"Well, Di!" exclaimed her relative as Diana met her. "Ain't it a sight to see you at the sewin' meetin'! Why haven't you been before? Seems to me, you make an uncommon long honeymoon of it."
Diana's natural sweetness and dignity, and furthermore, the great ballast of old pain and new gladness which lay deep down in her heart, kept her quite steady and unruffled under all such breezes. She had many of the like to meet that day; and the sweet calm and poise of her manner through them all would have done honour to the most practised woman of the world. Most of her friends and neighbours here collected had scarce seen her since her marriage, unless in church; and they were curious to know how she would carry herself, and curious in general about many things. It was a sort of battery that Diana had to face, and sometimes a masked battery; but it was impossible to tell whether a shot hit.

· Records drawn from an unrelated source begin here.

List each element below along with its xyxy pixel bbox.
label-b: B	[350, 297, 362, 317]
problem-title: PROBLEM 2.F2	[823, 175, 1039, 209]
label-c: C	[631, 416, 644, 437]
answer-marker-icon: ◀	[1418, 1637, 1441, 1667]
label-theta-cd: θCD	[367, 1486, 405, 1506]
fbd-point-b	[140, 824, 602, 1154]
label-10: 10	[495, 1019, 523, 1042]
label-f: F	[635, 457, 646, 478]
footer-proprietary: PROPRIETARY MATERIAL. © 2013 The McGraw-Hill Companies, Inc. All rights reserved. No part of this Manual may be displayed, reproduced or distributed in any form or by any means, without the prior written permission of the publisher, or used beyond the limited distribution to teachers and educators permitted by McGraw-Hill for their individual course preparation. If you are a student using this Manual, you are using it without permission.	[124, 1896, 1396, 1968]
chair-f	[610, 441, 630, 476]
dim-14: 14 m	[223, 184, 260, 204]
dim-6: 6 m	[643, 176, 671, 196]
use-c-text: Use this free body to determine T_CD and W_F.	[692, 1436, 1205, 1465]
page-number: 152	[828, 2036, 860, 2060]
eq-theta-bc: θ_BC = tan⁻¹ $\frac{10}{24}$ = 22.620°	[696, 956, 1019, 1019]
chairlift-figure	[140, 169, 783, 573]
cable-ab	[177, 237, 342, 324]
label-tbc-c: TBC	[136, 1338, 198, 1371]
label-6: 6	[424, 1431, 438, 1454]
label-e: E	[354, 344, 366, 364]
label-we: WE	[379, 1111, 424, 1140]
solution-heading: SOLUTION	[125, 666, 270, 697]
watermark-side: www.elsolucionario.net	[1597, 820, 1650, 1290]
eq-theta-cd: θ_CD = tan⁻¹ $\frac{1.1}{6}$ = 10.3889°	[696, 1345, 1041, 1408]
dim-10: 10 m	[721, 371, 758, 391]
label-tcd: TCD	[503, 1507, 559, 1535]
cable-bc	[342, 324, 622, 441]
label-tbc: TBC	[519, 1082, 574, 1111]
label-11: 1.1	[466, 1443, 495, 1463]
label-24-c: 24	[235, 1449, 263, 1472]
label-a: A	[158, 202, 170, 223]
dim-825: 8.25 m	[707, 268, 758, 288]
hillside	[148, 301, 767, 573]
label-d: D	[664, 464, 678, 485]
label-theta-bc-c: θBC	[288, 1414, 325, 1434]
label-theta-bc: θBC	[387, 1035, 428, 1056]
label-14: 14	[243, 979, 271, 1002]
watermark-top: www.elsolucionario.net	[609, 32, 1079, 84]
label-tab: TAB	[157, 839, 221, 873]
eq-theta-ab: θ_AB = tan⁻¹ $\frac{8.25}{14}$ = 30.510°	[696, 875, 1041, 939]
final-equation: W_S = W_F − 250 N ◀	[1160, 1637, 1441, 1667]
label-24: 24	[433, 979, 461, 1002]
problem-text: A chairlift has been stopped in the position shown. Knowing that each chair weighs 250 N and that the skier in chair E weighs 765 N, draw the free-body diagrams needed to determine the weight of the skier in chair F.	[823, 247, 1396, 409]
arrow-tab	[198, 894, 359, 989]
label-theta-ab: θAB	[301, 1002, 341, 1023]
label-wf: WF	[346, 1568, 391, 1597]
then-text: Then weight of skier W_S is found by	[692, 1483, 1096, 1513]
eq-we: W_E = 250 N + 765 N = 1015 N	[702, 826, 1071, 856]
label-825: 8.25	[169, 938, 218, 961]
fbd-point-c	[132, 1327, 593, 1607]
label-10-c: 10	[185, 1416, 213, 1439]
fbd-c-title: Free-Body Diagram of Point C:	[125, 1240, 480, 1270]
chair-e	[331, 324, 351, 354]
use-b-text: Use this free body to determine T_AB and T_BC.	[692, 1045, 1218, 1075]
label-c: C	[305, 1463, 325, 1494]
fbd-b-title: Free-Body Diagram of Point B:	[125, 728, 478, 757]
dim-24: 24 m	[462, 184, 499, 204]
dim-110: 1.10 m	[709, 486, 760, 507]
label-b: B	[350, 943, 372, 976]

"What I want to know," said Mrs. Boddington, "is, where the minister and you made it up, Di. You were awful sly about it!"
"Ain't that so?" chimed in Mrs. Carpenter. "I never had no notion o' what was goin' on—not the smallest idee; and I was jest a sayin' one day to Miss Gunn, or somebody—I declare I don't know now who 'twas, I was so dumbfounded when the news come, it took all my memory away;—but I was jes' a sayin' to somebody, and I remember it because I'd jes' been after dandelion greens and couldn't find none; they was jest about past by then, and bitter; and we was a settin' with our empty baskets; and I was jes' tellin' somebody, I don't know who 'twas, who I thought would make a good wife for the minister; when up comes Mrs. Starling's Josiah and reaches me the invitation. 'There!' says I; 'if he ain't a goin' to have Diana Starling!' I was beat."
"I daresay you could have fitted him just as well," remarked Mrs.
Starling.
"Wall, I don't know. I was thinkin',—but I guess it's as well not to say now what I was thinkin'."
"That's so!" assented Miss Barry. "I don't believe he thinks nobody could ha' chosen for him no better than he has chosen for himself."
"Men never do know what is good for them," Mrs. Salter remarked, but not ill-naturedly; on the contrary, there was a gleam of fun in her face.
"I'm thankful, anyway, he hain't done worse," said another lady. "I used to be afraid he would go and get himself hitched to a fly-away."
"Euphemie Knowlton?" said Mrs. Salter. "Yes, I used to wonder if we shouldn't get our minister's wife from Elmfield. It looked likely at one time."